Je ne parle pas souvent ici de mes convictions. Je ne pense pas dire ici un jour pour qui je voterai ou ne voterai pas aux présidentielles, par exemple, non seulement parce qu'aujourd'hui je ne le sais pas encore, mais aussi parce que le débat me semble trop complexe pour être soulevé dans cette bulle que je considère comme trop consacrée à ma vie intime pour être mêlée à ma vie politique.
Je ne suis pas une fille de convictions. J'en ai, bien sûr, des profondes, ancrées en moi aussi bien en raison de mon éducations que de mes (petites) expériences.
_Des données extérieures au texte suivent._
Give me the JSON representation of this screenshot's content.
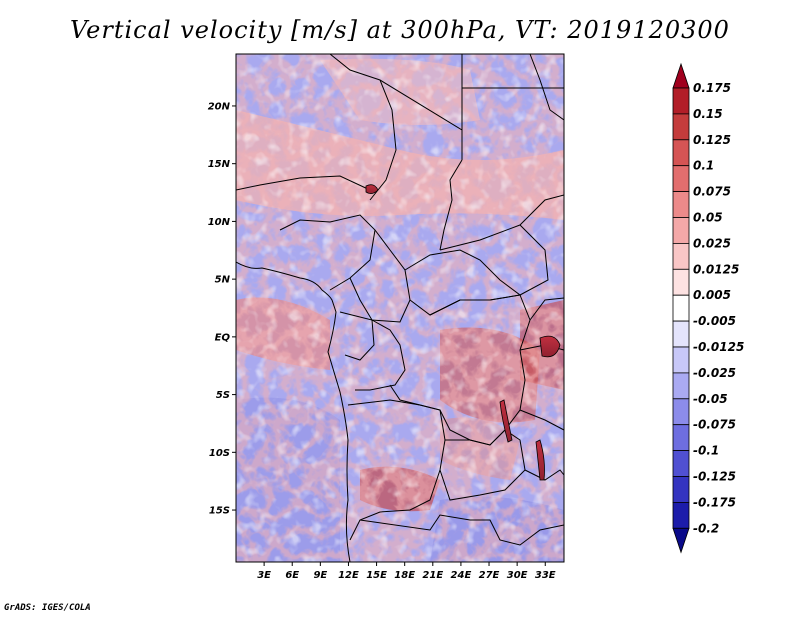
{
  "title": "Vertical velocity [m/s] at 300hPa, VT: 2019120300",
  "credit": "GrADS: IGES/COLA",
  "lat_labels": [
    "20N",
    "15N",
    "10N",
    "5N",
    "EQ",
    "5S",
    "10S",
    "15S"
  ],
  "lat_values": [
    20,
    15,
    10,
    5,
    0,
    -5,
    -10,
    -15
  ],
  "lon_labels": [
    "3E",
    "6E",
    "9E",
    "12E",
    "15E",
    "18E",
    "21E",
    "24E",
    "27E",
    "30E",
    "33E"
  ],
  "lon_values": [
    3,
    6,
    9,
    12,
    15,
    18,
    21,
    24,
    27,
    30,
    33
  ],
  "map_extent": {
    "lon_min": 0,
    "lon_max": 35,
    "lat_min": -19.5,
    "lat_max": 24.5
  },
  "colorbar": {
    "labels": [
      "0.175",
      "0.15",
      "0.125",
      "0.1",
      "0.075",
      "0.05",
      "0.025",
      "0.0125",
      "0.005",
      "-0.005",
      "-0.0125",
      "-0.025",
      "-0.05",
      "-0.075",
      "-0.1",
      "-0.125",
      "-0.175",
      "-0.2"
    ],
    "colors": [
      "#a0001e",
      "#b21e28",
      "#c43c3c",
      "#d55454",
      "#e26e6e",
      "#ec8a8a",
      "#f4a8a8",
      "#f9c6c6",
      "#fde2e2",
      "#ffffff",
      "#e4e4fc",
      "#c8c8f8",
      "#aaaaf2",
      "#8c8cea",
      "#6e6ee0",
      "#5050d2",
      "#3434c0",
      "#1c1caa",
      "#0a0a8a"
    ]
  },
  "colors": {
    "ocean_blue": "#b9b9f2",
    "land_blue": "#9c9cec",
    "warm_red": "#f0a0a0",
    "strong_red": "#b01e28",
    "border": "#000000"
  }
}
Mais il y a surtout de petites rencontres qui m'ont permis d'ouvrir les yeux sur le monde autour de moi. Ces rencontres, ces lectures, ne me pousseront pas pour autant au débat, à la polémique ou à la revendication, mais elles me construisent, et, je l'espèrent, créent les bases de ce que j'inculquerai un jour à mes enfants. Ces découvertes ont pu au début avoir été en contradiction avec ce que l'on m'a appris. Surtout en raison de ma religion, qui sans avoir été ni omniprésente ni étouffante, loin de là, a évidemment ressurgi dans ce que ma Maman, principalement, m'a inculqué. Qui lui avait été inculqué à elle même, etc...
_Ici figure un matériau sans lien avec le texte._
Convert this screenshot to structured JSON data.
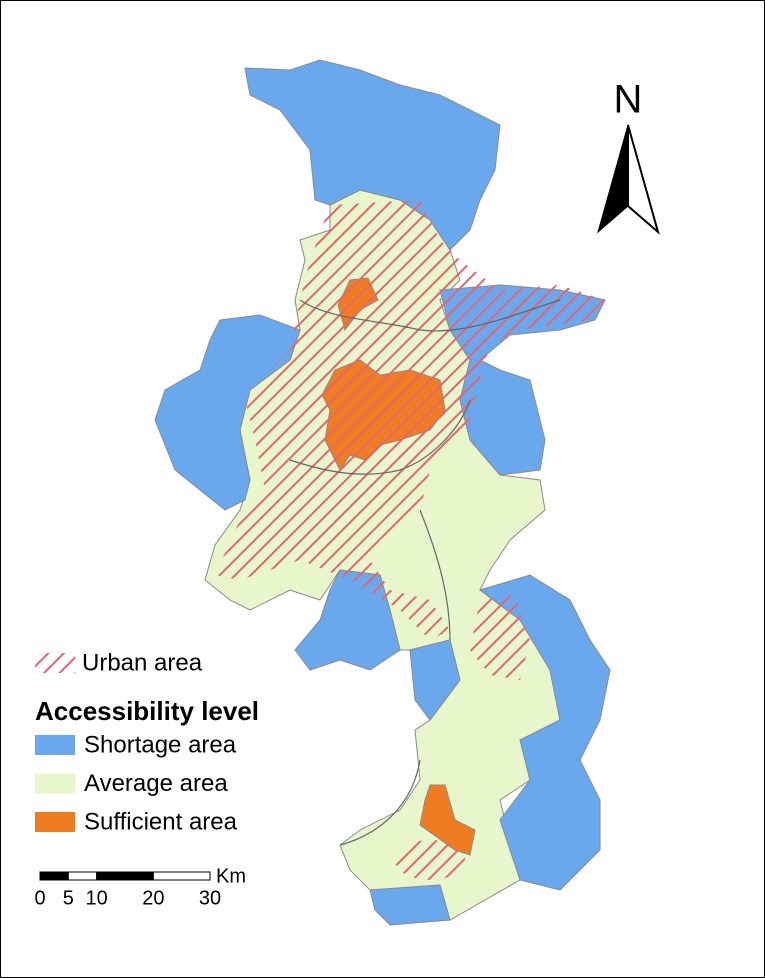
{
  "north_arrow": {
    "label": "N"
  },
  "legend": {
    "urban": {
      "label": "Urban area",
      "color": "#e8646e"
    },
    "title": "Accessibility level",
    "items": [
      {
        "label": "Shortage area",
        "color": "#6aa8ee"
      },
      {
        "label": "Average area",
        "color": "#e8f6cc"
      },
      {
        "label": "Sufficient area",
        "color": "#f07c22"
      }
    ]
  },
  "scale_bar": {
    "unit": "Km",
    "ticks": [
      0,
      5,
      10,
      20,
      30
    ]
  }
}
Ce dont je suis fière, c'est que ces rencontres m'ont aussi permis d'ouvrir mes débats intérieurs et, exemples concrets à l'appui, m'ont permis d'avoir avec ma mère de vraies conversations d'adultes, sur ces sujets pour lesquels on ne sait parfois quoi penser. Et peut être même, ont aussi fait évoluer les avis de ladite Maman.
Je pense en particulier à Indilou, et à son article d'aujourd'hui.
Je n'avais, auparavant, que des avis partagés à propos de l'homosexualité et de l'homoparentalité. Et, j'avoue que cela me rendait la vie plus facile de ne pas trop y penser. Puis, en la lisant, j'ai peu à peu réalisé, concrètement, que cet amour, qui la lie à sa douce, ne saurait être contesté. Que même, n'ayant pas ses goûts, je ne pouvais pas me permettres de lui interdire d'être heureuse.
Et son combat pour être mère a été la révélation. Je ne tolèrerai jamais que quiconque s'oppose à ma volonté d'être mère. Je suis jeune, je sais, et j'ai bien le temps, mais cette envie est ancrée au fond de moi, vivace depuis bien longtemps. Aurais - je le droit de lui dire qu'elle, devrait s'interdire ce bonheur?
Certes, il me reste du chemin à parcourir. Mes regards lorsque je croise un couple homosexuel sont encore trop curieux, je ne peux pas m'empêcher de me poser des questions, ou simplement de les regarder avec étonnement, ou ravissement, ou surprise. Parfois avec gêne. J'espère que mes regards ne seront jamais interprétés comme critiques, ou mérprisants, mais qui sait? J'espère aussi pouvoir un jour pouvoir regarder dans la rue des couples d'amoureux avec amusement, jalousie, ou désinvolture, sans avoir à remarquer qu'il n'y en a pas un de chaque sexe.Certes, il me reste du chemin. Et, au fond de moi, les arguments contre du genre "contre nature" sont encore présents. Mais j'espère qu'un jour, moi, et les autres, on saura passer au dessus de ça.